Discontinuous Flow, Ice Texture, and Dirt Content in the Basal Layers of the Devon Island Ice Cap

Abstract

Surface-to-bedrock cores obtained with a CRREL thermal drill were taken in 1972 and 1973 from the top of the Devon Island ice cap. There are very pronounced variations in oxygen isotope, micro-particle concentration, and ice texture in the lowermost 5 m of the core. There is a section of isotopically cold, very fine bubbly ice with high micro-particle concentrations between 2.6 and 4.4 m above the bed, considered to represent the Last Ice Age. There is coarse, isotopically warm, clean ice above and below this. For 1.2 m above the bed, the ice is finer again with high micro-particle concentrations but it shows very low bubble concentration and is isotopically the warmest in the core.

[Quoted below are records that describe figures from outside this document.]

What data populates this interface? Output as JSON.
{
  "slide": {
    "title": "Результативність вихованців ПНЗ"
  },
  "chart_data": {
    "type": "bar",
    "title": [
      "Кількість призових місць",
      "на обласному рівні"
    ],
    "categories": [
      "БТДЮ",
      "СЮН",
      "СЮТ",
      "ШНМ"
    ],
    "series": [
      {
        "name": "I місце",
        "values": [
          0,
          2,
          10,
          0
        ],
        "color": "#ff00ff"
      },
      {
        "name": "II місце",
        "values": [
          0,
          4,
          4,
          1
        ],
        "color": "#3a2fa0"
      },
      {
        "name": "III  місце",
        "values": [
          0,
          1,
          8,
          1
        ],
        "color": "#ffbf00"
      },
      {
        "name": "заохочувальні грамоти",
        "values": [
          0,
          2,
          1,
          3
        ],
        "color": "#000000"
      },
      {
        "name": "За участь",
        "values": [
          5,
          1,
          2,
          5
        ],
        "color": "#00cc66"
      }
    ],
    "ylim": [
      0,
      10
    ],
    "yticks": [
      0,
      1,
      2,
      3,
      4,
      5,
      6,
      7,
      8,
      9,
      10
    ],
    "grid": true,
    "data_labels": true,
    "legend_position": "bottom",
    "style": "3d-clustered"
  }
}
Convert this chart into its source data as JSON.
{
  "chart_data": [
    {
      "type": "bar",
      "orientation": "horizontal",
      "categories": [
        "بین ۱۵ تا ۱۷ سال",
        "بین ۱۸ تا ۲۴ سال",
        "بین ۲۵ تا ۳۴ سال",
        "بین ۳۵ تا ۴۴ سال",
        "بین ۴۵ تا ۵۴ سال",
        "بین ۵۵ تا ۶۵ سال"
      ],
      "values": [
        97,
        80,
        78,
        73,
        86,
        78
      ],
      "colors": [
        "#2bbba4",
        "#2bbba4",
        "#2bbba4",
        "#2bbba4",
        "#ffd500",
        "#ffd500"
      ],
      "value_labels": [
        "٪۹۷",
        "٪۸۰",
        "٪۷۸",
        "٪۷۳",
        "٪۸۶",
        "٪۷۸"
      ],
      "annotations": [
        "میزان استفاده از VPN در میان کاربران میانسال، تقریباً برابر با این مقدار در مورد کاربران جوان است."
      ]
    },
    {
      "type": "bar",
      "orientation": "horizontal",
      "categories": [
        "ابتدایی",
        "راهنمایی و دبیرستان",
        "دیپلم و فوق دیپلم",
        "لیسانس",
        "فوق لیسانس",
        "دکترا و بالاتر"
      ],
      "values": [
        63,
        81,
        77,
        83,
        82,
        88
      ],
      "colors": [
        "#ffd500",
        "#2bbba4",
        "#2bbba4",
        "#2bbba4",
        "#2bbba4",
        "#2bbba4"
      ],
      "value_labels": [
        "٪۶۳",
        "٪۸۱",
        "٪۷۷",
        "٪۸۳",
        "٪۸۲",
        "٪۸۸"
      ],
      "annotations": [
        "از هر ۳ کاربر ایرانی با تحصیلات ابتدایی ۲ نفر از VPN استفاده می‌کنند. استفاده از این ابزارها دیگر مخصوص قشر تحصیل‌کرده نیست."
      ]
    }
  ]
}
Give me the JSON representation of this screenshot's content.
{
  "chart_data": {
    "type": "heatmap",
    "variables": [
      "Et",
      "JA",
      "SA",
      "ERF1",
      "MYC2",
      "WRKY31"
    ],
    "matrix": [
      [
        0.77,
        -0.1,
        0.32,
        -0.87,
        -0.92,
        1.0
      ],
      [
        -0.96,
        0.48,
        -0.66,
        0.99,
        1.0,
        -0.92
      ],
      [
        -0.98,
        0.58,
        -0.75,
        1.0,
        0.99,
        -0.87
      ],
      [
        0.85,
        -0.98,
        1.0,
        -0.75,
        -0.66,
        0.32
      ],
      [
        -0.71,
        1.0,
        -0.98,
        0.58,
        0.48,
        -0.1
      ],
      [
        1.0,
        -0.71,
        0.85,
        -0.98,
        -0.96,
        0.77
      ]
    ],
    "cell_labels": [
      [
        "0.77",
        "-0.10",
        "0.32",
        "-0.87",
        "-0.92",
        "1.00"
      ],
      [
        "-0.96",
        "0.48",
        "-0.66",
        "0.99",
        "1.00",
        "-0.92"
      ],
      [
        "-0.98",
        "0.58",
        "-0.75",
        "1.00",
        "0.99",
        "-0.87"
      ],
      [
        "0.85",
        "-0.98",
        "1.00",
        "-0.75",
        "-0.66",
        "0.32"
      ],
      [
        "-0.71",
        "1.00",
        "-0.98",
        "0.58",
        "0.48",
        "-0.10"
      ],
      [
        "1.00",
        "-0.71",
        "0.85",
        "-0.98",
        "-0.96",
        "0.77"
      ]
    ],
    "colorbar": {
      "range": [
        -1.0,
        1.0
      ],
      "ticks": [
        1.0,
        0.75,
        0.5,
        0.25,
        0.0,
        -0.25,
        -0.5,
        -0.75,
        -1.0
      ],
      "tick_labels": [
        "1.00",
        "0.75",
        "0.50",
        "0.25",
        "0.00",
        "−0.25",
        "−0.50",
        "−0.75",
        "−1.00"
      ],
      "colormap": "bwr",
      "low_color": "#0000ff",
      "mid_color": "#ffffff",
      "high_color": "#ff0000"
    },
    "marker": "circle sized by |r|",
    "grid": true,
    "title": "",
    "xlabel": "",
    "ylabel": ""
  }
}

While the broad variations are common to both cores, in detail there are significant variations despite the fact that the cores were taken only 27 m apart. The variations, when analysed statistically, show that at least 25–30% of the originally continuous profile is missing from each core. Faulting within the near-bedrock ice may be responsible for some of the effect but bubble fabric also gives evidence for irregular non-laminar flow. Because of the strong relationship between crystal size and micro-particle concentrations in the Devon Island cores, it is suggested that the fine-grained nature of dirty layers in the Antarctic and Greenland ice sheets is due to the effect of the dirt inclusions and not of shearing. Steep isotopic gradients in the Devon Island cores are shown to be evidence for possible shearing, which does not effect any change in the crystal texture. Clear ice near the bed is considered a tectonic feature, but the lack of effect on its bed by the ice cap confirms the non-erosional nature of an ice cap frozen to its bed. In terms of paleoclimatic history, it means that, because of bedrock effects, ice caps of intermediate depth (i.e. <400 m) can give continuous information only over the last approximate 5 000 years. Between 5 000 and 10 000 B.P. the time series becomes slightly discontinuous and beyond 10 000 B.P. so discontinuous as to allow only broad climatic inferences to be drawn.